Presiden Joko Widodo menerbitkan aturan percepatan penyediaan tenaga listrik yang bersumber dari pengembangan energi terbarukan atau EBT. Langkah ini sebagai strategi untuk mempercepat pensiun dini atau berakhirnya Pembangkit Listrik Tenaga Uap (PLTU) batu bara.
Jokowi meneken Peraturan Presiden Nomor 112 Tahun 2022 tentang Percepatan Pengembangan Energi Terbarukan untuk Penyediaan Tenaga Listrik. Aturan ini berlaku mulai 13 September 2022.

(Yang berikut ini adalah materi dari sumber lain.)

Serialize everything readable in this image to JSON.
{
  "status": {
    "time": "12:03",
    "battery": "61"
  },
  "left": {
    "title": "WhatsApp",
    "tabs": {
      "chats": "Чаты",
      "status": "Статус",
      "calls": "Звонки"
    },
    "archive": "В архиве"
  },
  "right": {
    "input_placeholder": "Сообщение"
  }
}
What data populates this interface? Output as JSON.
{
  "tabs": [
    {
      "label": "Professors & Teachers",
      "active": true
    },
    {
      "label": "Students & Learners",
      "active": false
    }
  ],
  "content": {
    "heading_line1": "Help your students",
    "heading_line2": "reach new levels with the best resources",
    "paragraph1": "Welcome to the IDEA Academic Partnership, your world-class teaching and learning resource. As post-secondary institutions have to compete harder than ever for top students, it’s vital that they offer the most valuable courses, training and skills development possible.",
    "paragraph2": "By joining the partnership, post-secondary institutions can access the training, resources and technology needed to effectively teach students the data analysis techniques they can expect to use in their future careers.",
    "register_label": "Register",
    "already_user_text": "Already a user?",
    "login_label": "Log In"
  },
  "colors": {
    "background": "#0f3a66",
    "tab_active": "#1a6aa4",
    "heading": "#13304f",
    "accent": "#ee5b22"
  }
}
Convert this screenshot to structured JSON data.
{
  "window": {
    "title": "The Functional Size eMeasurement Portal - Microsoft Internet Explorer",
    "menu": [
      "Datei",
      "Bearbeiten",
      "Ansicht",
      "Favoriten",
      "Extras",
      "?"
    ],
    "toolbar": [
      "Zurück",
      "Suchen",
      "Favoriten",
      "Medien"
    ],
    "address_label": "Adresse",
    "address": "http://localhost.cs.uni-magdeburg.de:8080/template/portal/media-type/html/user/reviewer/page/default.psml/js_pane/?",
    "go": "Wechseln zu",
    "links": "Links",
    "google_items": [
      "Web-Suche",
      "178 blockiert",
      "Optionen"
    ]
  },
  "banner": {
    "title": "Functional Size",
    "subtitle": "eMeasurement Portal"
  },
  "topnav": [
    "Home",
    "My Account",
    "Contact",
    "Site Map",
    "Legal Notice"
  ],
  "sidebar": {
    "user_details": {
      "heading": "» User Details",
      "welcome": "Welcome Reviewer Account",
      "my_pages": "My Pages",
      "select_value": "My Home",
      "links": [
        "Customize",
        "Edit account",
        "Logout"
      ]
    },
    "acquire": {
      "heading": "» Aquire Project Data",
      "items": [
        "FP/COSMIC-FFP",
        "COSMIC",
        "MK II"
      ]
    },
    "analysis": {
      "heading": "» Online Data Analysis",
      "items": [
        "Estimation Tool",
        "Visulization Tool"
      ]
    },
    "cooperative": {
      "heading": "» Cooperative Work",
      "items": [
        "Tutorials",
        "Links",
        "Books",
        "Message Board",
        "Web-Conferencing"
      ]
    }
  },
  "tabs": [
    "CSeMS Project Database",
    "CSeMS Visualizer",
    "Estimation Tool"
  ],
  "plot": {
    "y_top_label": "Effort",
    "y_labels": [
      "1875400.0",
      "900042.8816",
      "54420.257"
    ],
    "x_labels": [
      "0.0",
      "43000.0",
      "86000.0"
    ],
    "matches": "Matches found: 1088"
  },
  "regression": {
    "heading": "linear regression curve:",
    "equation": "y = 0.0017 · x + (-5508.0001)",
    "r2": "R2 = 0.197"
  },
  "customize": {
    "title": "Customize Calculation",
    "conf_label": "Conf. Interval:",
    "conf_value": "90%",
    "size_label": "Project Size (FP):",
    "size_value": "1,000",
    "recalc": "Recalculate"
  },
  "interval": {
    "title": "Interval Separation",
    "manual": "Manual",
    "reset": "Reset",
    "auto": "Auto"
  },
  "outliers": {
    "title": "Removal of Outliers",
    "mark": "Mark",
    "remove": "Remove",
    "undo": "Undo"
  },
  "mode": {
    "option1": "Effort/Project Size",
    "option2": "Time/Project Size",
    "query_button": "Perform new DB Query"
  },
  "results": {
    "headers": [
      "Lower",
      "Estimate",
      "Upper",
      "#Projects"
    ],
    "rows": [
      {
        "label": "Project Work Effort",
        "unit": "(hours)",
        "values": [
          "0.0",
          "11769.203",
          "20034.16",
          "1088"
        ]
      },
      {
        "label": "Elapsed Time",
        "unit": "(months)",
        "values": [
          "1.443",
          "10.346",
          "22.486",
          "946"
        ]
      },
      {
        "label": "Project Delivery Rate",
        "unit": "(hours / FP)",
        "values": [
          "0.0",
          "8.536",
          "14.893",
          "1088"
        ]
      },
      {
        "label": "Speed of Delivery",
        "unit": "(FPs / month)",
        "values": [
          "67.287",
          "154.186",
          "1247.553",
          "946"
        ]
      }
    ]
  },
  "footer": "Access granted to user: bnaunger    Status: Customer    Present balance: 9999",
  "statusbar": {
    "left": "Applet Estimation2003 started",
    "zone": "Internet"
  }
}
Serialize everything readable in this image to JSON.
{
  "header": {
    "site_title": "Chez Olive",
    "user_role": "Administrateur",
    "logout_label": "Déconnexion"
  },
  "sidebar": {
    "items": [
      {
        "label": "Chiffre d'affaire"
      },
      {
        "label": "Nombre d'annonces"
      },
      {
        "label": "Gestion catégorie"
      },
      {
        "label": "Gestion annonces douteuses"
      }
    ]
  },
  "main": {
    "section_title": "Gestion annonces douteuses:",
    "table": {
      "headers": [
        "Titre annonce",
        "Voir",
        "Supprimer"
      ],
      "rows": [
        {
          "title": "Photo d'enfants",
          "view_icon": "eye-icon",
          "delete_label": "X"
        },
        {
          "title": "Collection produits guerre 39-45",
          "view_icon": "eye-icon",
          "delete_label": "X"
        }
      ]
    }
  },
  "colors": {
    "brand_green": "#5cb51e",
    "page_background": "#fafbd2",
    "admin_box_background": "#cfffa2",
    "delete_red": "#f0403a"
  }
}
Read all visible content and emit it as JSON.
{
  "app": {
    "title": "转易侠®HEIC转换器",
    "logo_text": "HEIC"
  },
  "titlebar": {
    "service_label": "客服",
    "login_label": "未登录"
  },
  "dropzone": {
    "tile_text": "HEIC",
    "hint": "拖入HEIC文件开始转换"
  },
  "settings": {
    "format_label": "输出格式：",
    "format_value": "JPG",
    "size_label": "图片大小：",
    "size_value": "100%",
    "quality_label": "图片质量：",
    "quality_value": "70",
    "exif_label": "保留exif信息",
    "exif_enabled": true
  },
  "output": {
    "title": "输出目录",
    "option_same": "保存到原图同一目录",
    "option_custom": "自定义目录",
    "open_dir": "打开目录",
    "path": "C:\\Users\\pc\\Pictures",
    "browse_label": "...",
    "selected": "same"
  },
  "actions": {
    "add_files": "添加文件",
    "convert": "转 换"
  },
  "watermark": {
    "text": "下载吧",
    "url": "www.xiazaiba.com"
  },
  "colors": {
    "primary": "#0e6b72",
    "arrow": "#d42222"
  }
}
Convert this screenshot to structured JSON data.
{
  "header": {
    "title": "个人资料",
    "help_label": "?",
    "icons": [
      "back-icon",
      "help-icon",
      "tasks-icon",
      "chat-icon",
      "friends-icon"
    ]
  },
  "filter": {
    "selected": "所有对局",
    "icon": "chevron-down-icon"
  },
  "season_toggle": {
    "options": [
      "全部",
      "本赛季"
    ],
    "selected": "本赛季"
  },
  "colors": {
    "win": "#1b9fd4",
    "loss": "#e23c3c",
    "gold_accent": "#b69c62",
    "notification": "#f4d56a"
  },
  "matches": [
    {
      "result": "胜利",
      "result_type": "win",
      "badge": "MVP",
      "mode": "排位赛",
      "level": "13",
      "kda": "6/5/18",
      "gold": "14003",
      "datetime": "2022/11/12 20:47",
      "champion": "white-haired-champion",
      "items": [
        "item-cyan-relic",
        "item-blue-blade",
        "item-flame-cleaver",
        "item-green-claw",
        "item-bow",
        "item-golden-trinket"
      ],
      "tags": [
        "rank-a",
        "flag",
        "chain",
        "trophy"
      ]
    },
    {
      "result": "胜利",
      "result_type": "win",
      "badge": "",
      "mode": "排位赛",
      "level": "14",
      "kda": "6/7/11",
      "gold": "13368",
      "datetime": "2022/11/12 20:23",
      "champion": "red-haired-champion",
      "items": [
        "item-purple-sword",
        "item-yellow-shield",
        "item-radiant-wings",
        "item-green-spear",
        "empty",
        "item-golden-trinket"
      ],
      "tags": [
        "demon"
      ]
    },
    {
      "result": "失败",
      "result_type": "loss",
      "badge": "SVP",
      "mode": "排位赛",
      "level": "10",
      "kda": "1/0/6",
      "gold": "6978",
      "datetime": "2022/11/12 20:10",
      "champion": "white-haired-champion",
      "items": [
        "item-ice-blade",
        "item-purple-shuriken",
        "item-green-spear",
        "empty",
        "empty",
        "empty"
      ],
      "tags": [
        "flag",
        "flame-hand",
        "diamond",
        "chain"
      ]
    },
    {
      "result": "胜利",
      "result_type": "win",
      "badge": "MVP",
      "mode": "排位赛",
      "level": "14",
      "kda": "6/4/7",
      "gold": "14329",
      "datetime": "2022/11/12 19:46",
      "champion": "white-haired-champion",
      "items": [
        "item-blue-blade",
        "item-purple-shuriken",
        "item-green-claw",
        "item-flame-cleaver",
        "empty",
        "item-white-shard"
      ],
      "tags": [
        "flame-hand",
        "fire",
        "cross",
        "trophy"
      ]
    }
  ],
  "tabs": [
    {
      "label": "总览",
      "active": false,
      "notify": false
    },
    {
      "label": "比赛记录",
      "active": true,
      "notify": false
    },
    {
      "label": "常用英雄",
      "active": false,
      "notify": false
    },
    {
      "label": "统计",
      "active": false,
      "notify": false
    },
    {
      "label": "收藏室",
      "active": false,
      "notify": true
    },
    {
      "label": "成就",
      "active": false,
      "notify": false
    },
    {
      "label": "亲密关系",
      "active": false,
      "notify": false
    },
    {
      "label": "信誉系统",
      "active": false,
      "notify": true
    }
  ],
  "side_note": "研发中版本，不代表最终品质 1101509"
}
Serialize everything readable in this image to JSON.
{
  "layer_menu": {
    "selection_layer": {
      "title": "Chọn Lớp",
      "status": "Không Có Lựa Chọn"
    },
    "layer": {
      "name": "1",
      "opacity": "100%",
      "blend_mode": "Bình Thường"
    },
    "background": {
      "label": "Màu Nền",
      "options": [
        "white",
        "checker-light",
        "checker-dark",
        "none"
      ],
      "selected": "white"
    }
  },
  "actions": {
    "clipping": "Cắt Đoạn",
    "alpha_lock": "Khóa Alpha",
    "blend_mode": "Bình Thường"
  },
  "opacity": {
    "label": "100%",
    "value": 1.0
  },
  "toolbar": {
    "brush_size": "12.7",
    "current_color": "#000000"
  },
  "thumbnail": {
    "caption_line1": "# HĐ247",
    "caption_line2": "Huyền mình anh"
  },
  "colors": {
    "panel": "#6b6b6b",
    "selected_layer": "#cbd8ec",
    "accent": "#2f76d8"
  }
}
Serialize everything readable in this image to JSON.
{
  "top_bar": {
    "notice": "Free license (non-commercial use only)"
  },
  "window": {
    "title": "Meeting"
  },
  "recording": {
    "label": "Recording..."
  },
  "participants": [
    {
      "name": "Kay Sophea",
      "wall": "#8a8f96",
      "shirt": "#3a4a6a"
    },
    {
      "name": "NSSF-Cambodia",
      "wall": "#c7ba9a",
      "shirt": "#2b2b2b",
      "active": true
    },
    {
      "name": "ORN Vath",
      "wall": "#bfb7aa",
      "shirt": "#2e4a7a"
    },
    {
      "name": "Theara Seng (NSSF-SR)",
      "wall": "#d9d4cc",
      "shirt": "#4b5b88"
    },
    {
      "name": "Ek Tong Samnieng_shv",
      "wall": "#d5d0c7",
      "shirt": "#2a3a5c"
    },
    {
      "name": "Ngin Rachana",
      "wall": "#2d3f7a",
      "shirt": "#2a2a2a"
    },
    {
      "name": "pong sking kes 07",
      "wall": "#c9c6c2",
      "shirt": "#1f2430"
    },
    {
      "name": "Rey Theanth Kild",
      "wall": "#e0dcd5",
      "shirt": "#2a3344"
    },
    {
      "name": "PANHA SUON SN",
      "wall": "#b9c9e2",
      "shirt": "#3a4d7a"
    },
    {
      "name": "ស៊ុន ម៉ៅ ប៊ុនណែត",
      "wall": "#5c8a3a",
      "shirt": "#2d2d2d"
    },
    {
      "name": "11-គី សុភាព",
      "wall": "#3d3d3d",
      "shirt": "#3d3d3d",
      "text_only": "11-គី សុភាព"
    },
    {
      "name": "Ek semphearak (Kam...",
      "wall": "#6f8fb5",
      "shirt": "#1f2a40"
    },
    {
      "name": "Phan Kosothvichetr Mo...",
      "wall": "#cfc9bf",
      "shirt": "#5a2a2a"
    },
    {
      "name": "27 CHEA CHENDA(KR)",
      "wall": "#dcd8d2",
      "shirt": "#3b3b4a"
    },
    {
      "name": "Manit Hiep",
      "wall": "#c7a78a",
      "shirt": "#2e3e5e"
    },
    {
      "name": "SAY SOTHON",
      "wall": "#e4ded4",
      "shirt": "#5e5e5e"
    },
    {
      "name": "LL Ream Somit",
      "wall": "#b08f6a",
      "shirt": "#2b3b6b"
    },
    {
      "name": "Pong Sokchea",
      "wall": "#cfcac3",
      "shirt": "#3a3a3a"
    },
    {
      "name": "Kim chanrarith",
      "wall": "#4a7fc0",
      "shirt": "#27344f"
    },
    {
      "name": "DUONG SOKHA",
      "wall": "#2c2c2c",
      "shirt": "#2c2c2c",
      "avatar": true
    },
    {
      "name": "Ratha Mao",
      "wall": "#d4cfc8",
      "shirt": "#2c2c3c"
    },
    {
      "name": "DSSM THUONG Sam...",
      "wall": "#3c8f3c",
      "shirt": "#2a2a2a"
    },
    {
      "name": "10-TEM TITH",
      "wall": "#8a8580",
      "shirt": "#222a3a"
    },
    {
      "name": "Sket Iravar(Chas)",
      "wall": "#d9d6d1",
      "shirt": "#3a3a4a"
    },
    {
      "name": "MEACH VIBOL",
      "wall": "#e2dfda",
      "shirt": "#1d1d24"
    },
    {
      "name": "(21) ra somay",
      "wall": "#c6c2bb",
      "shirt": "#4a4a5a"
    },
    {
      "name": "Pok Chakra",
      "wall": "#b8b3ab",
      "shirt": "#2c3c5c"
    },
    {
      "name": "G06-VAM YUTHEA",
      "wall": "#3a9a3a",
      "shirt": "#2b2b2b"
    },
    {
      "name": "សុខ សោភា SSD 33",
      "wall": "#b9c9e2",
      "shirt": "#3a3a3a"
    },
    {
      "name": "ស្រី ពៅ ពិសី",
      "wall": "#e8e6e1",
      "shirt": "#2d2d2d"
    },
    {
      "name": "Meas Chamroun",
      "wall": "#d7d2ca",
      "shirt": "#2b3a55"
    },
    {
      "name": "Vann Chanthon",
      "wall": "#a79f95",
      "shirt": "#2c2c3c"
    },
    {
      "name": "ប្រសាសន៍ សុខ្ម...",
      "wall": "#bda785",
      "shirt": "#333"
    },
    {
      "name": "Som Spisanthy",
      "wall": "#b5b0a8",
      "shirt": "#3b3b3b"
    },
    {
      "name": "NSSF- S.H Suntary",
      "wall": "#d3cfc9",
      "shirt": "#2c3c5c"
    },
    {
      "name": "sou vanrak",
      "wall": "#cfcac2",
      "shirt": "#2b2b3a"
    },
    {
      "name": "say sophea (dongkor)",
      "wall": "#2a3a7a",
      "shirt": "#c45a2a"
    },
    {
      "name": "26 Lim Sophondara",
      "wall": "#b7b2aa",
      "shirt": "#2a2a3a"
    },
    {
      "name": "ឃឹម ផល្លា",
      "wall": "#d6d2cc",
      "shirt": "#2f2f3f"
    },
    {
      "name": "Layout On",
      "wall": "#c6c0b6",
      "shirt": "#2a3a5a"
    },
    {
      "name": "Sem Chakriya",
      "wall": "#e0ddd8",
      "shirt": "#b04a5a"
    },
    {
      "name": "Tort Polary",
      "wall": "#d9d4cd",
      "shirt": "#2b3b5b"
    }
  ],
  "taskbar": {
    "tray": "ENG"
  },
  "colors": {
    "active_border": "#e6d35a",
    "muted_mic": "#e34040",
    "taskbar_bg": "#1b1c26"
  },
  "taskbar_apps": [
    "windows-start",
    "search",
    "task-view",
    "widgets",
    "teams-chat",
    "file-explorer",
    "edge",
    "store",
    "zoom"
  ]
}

Guna mempercepat pensiun dini PLTU, pemerintah bakal memberikan dukungan fiskal melalui kerangka pendanaan dan pembiayaan termasuk blended finance yang bersumber dari anggaran pendapatan dan belanja negara (APBN) dan sumber-sumber lainnya.
Dalam Pasal 22, pemerintah memberikan dukungan kepada badan usaha yang mengembangkan pembangkit tenaga listrik dari sumber energi terbarukan. "Badan usaha diberikan insentif dalam bentuk fiskal maupun nonfiskal," bunyi Perpres tersebut dikutip Kamis (15/9).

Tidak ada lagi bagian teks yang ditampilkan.